思った通り3人組は謝ったし、ワイは列に戻ったし、めでたしめでたしや。
「ほ……本日はどのような、ご、ご用でしょうか?」
「お仕事おなしゃす」
「おな……しゃす?」
ちょっと今日の受付のねーちゃんが変やけど、ちゃんと仕事は用意してくれたわ。またお手伝いがんばるでー。
「おめでとうございます。今日からE級です」
『あっさりやなー』
「そんな簡単でええん?」
「依頼人の評価が毎回最高評価。私は聞いたことがない実績です」
「でもF級やろ?」
ワイの疑問にねーちゃんは首を横に振る。
「街中の依頼で危険がないというだけで仕事には違いはありません。依頼人の要望に沿った仕事をする冒険者をギルドは高く評価します」
「そうなんやなー」
「次の仕事は街道の整備をお願いしたいです。モンスターや害獣を駆除するのも仕事に含まれます。クラフトさんはソロですが、どこかのパーティーを紹介しましょうか?」
『しばらくパーティーはええやろ。厳しくなるまでランクを上げるで』
「紹介はええわ。じゃあ依頼人のとこ行ってくるわ」
「はい、お気を付けて」
そういえば、前に横入りされた時以来、横入りされることも誰かが横入りされたのも見てないなぁ。たまたまガラの悪いのがいったってことやな。
「こんちは。E級冒険者のクラフトやで」
「依頼を出したイランだ」
依頼人のおっちゃんは西門の責任者とかいうお役人さんやったで。
「やってもらうことは簡単だ。街道には馬車が通るから危なくないよう、このくらいの大きさ以上の石をどかしてほしい」
『ほー。どかすだけなら足で道端に蹴り出せばええなぁ』
「それなら簡単そうや」
「それとゴブリンやウルフが出る。討伐に応じて報酬を出そう。討伐証明は右耳を持ってこい」
「了解やで」
なんか簡単そうな依頼やな。E級ならまだまだチョロそうや。
「ほーい。ほーーい。ほーーーーい」
『クラにとっては楽勝な依頼やな。楽しそうに石蹴っとるわ』
ウルフがときどき出てくるけど楽しい依頼やで。しかしそろそろお昼時やっと思ってると――——
「もう次の街なんやけど」
『クラの身体強化魔法エグすぎるで』
隣町で定食食べてさっさと街に帰るで。
「おっちゃん、終わってまったわ」
「はぁ? 嘘つけ。終わるわけないだろ!」
『それが終わってしまったんよな~。クラ、耳出しぃ』
「ほーい」
「……マジか」
帰りは石なんて気にしなくていい。道の近くにいたウルフとゴブリンを狩りまくってたから、どっさりお持ち帰りやで。死体を焼かなくていいのは助かるわ。
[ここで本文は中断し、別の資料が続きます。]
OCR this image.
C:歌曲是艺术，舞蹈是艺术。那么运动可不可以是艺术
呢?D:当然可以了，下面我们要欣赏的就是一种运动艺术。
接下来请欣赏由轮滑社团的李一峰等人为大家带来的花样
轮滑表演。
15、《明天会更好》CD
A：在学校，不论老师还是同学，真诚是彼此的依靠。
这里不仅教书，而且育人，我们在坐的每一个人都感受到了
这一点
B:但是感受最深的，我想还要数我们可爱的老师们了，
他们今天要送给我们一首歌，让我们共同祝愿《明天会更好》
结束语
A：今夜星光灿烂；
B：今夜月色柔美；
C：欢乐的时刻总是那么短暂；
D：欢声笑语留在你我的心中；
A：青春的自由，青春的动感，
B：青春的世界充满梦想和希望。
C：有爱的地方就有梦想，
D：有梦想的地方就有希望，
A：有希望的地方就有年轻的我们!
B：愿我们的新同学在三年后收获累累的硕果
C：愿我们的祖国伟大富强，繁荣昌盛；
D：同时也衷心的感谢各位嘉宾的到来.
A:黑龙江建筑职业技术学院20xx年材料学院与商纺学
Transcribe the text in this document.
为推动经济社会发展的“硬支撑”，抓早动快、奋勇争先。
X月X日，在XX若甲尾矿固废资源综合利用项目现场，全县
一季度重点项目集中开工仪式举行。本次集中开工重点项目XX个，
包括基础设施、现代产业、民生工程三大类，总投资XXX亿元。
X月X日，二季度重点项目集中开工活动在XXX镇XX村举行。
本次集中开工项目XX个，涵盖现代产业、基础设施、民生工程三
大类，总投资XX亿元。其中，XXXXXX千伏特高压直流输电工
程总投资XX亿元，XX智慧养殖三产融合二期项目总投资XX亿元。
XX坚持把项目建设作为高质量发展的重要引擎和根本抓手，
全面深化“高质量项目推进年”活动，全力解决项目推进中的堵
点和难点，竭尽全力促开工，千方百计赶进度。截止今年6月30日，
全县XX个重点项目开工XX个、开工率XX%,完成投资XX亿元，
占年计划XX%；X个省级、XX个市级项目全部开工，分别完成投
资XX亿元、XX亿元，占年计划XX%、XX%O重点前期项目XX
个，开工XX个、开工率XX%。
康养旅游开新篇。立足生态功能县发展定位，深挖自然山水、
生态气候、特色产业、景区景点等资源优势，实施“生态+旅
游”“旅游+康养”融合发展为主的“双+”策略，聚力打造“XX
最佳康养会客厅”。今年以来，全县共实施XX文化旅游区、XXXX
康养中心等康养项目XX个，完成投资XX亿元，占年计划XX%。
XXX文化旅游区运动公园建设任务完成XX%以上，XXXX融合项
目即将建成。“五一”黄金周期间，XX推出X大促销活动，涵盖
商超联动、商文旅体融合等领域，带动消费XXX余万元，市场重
「ところでおっちゃん。気になってることがあるやけど」
「なんだ?」
「門のあたり、雨降ったら水たまりできんか?」
「……できるが、なんだ?」
「土盛ってならそか?」
「やってくれると助かるが……」
「ついでに石畳もどうや?」
「そんなことまでできるのか!?」
「こう見えても村でお手伝いしてたんやで」
「お手伝い??」
『やってること土建屋やもんなー』
なんか門の前後、馬車5台分で銀貨20枚くれるらしいで。おっちゃんが自分の財布から出してくれるらしいわ。感謝やで。
「こんなもんでどうや?」
「まさか街道の整備と一緒に1日で終わらせるとは……」
依頼に最高評価しか付けれないのが残念って言っとった。おっちゃん良い人やなぁ。
他のE級の依頼もポポッポ~ンやで。